Rosé – in February?

It’s often said that rosé is the perfect wine for summer.  So, why am I writing about it on a bitterly cold February day?

A couple of nights ago, we were about to cook some lovely tuna steaks that we’d bought from our local fishmonger.  The sauce we had prepared to go with them – a mixture of tomatoes, basil and capers – was slowly cooking away and smelt heavenly.  The flavours reminded us of Mediterranean holidays and of the sort of dishes we had enjoyed eating there.  As we were reminiscing and drinking in the smells, Hilary, my wife, suggested how well the dish would go with a glass of wine.  It didn’t take long for me to agree, even though it was a Wednesday and we don’t normally open a bottle mid-week, apart from on special occasions.

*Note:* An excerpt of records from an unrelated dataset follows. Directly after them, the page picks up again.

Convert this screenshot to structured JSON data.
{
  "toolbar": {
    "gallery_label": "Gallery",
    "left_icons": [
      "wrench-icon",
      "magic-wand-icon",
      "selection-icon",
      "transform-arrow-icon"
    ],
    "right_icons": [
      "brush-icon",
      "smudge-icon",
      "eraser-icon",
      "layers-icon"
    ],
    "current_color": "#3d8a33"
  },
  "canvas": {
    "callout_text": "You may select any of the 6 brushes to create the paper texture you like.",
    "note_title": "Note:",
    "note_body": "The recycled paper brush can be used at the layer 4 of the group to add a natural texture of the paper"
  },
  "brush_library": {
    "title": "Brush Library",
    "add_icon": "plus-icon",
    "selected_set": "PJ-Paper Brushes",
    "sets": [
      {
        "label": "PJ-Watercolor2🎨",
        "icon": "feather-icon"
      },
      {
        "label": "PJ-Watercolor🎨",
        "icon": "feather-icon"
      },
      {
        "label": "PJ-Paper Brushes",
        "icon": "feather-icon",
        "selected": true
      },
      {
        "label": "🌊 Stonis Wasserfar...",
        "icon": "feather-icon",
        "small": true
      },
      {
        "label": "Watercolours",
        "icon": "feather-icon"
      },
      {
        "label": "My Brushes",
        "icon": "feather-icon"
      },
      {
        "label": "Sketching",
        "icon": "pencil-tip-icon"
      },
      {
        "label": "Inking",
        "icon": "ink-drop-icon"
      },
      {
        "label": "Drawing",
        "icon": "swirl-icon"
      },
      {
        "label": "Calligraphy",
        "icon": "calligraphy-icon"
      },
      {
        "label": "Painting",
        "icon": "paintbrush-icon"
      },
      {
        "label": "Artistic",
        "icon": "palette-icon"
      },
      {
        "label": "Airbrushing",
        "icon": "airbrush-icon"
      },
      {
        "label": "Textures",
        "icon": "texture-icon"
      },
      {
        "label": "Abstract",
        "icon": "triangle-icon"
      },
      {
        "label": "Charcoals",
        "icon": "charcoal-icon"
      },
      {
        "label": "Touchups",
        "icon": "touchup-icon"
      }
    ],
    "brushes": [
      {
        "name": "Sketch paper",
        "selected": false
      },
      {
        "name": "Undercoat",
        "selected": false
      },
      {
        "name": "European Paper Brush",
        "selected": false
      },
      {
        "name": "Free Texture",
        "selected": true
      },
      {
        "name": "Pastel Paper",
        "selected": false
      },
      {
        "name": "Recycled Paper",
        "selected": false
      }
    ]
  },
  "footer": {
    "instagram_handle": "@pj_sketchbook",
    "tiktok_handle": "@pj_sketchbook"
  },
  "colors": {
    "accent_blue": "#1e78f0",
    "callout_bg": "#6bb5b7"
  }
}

With those aromas and our thoughts, the wine just had to be from the Mediterranean.  And with tuna and that type of sauce, a rosé was the obvious choice – even though the weather outside was distinctly un-rosé.

Santa Tresa Rosé (Majestic, £10.99) from Sicily is attractively smoky with soft raspberry fruit flavours and a clean, fresh finish, typical of so many rosés you find around the south of France, Italy and the Mediterranean islands.  It is also beautifully dry which made it an excellent accompaniment to our tuna in sauce.  A blend of 2 high quality local grapes – Nero d’Avola and Frappato – both of which can also make delicious red wines; for the rosé, the juice spends just a few hours in contact with the skins to give a lovely delicate pink colour before being gently pressed and for the fermentation to complete – the juice alone – as it would for a white wine.

So, rosé may be the perfect wine for summer – but it’s also perfect for forgetting about winter and dreaming of better things.